【ご相談内容】

母が亡くなったのですが、住まいも借家でしたし、継ぐべき遺産もないので、放っておこうとも思っていました。

ところが、悩ましい問題が出てきてしまいました。

1)多分、本人も亡くなる前は新潟の病院の入退院を繰り返していて気付いてなかったのだと思いますが、健康食品の継続購入を解約するのを忘れていたようで、結構な金額の請求書(督促状)が書類から出てきました。

ただ、その健康食品自体がどこにあるのかが分かりません。

母は新潟の病院にいるときは病院食で、家に戻ってきたときは私たち夫婦の家に連れ帰って面倒を見ていたので、健康食品をとるなどということはなかったはずです。

2)それから、母の死亡共済金のお支払いのご案内というのが来たのですが、これを受け取ると相続放棄ができなくなるのかも気になります。

3)また、私は、新発田の家を母から生前にもらっております。

たしかに、母の面倒をずっと最後まで看たのは、姉夫婦だし、もっと何か遺産が欲しいというわけでもありません。

姉には、

「遺産は全部、放棄するよ」

と言ったところ、遺産の放棄の書類を送ってきました。

そのタイトルが「遺産分割協議書」となっている書類を見ると、

「三 高田一美(仮名)は、生前に被相続人 高田はな(仮名)から不動産の贈与を受けているため、遺産を放棄するものとする。

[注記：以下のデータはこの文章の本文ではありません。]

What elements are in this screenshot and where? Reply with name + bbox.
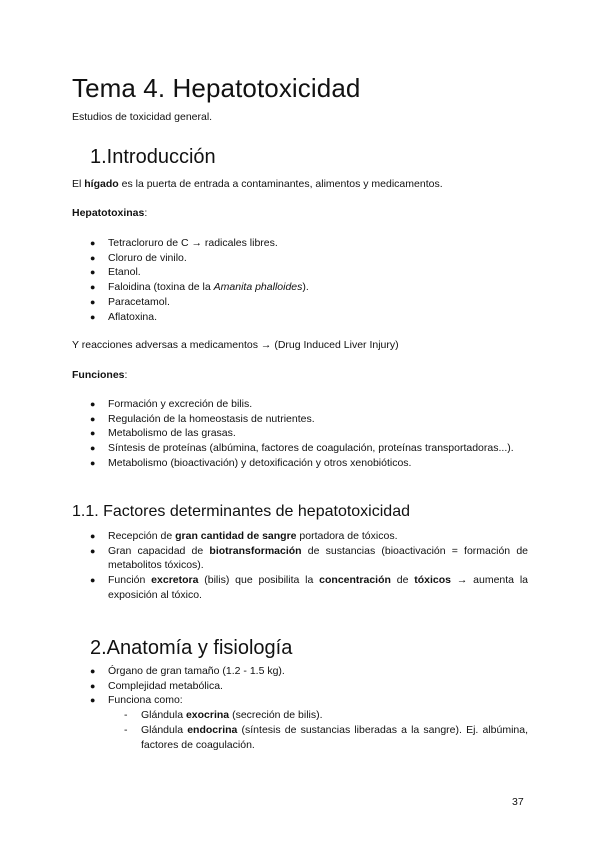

」

と書いてありました。

私が生前に新発田のマンションをもらったことを、わざわざ書いている点が気になりますが、何か、裏はないでしょうか?

別に、単に「高田一美(仮名)は、遺産を放棄する」

ではダメなのでしょうか?

何も落とし穴がなければ、このまま、サインしようかなとも思うのですが、いかがでしょうか?

【ご回答】~弁護士〔新潟市(新潟県)〕からのご説明~

考えられる負債・債務と相続リスク

その健康食品の支払代金もそうですが、そのように入退院でぐちゃぐちゃしていてどんな料金が未納になっているか分かりません。

NHKとか、新聞代とか、大丈夫ですか?

大きな金額でなければよいですが、ひょっとするともらった死亡共済金よりも、支払代金の方が多くなるかもしれません。

それに、その健康食品の定期購入プラン等で、途中解約ができない、ないしは、途中解約すると違約金が発生するような契約もあり得ます。

そうでないかもしれませんが、そんなのあれこれ調べているより、相続放棄した方が楽だし、早いです。

借家についても、どのような費用が発生するか分かったものではないです。

共済金の受取人ならば相続放棄とは無関係

まず、死亡共済金の受取人をよく確認してください。

おそらくは、あなたの氏名ないしは「法定相続人」となっているでしょうから、そうであれば受け取っても相続放棄は可能です。

ですので、そのことを気にせずに、相続放棄はした方がいいでしょう。

遺産分割協議書に「放棄する」と書くだけではダメ?

遺産放棄と「相続放棄」は違う

まず、前提として、遺産を放棄する、とおっしゃっていますが、「相続放棄」は、遺産分割協議書で、相続の取得分をゼロにすることとは大きく異なります。

相続放棄は、相続人としての地位を放棄することですので、相続財産も取得しないですが、負債(債務・借金)も取得しません。

他方で、遺産分割協議書で、「遺産を放棄するものとする。」としても、負債(債務・借金)があった場合に、その部分は相続してしまいます。

負債を放棄すると書いてもダメ

だったら、「遺産も負債も放棄するものとする。」とすればいいのか?

というと、それでも駄目です。

相続放棄は、裁判所に対する申述という形で行います。

相続人間で、「お前は借金があっても相続しなくていいから」と約束しても駄目なのです。

逆に、考えれば分かると思いますが、それを相続人間で勝手にやれてしまうとすると、債権者から見て、相続財産だけが一部の相続人に寄せられてしまい、負債が別の相続人に寄せることができてしまいます。

せっかく、相続財産から債権を回収しようとしても、その相続財産をたんまりもらった相続人から、

「俺は、相続財産はもらったけど、借金は負わないことになっているんで」

と言われてしまえばお終いです。

債務は法定相続分に応じて承継

ですので、相続放棄をしない以上は、債権者はすべての相続人にその法定相続分に応じて、負債を請求することができるということになっているのです。

生前に新発田の不動産を贈与してくれるほどのお母様なので、カード会社や消費者金融からの負債(債務・借金)などの心配はないのかもしれませんが、どうせ、何ももらわないのであれば、相続放棄をしておくに越したことはないと思いますよ。

それから、

「生前に新発田の不動産をもらったことを、わざわざ書いている点 が気になる」

ということですが、おそらく、それは、あとで心変わりして、やっぱり遺産が欲しい、と言われたくないという感情的なものだと思いますよ。書こうが書くまいが法的効果は変わりません。